Determining the External Benchmark:
The external benchmark rate, upon which the interest rates will be based, may include RBI’s repo rate, 3-month treasury bill, 6-month treasury bill, or any other criteria specified by the Financial Benchmarks India Pvt Ltd (FBIL). Once the merger is finalized, the interest rates on HDFC’s home loans will be adjusted in accordance with the EBLR.
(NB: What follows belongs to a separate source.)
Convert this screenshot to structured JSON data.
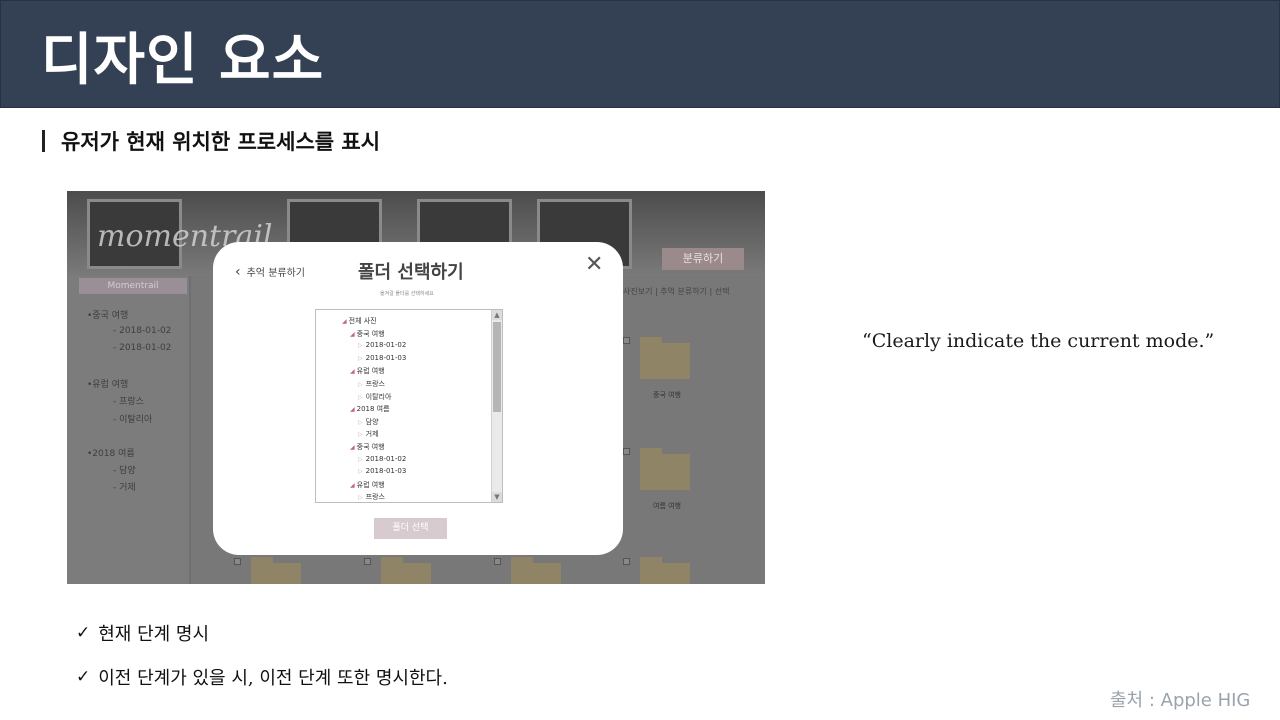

Loan Terms and Conditions:
While changes in interest rates are a possibility, it is unlikely that the current loan terms and conditions will be affected by the merger. Borrowers will continue to make their Equated Monthly Installments (EMIs) as per the existing repayment schedule. However, whether the new rules will apply solely to new customers or also extend to existing customers will be determined by the management after the merger.
Impact on Loan Tenure:
In the event that interest rates decrease due to the transition to EBLR, the tenure of home loan borrowers may be shortened. The extent of this reduction will depend on the magnitude of the decline in home loan rates. Kamal Aggarwal, Senior Advisor at Singhani & Co LLP, highlighted that borrowers may experience a decrease in loan tenure if interest rates decrease after the migration.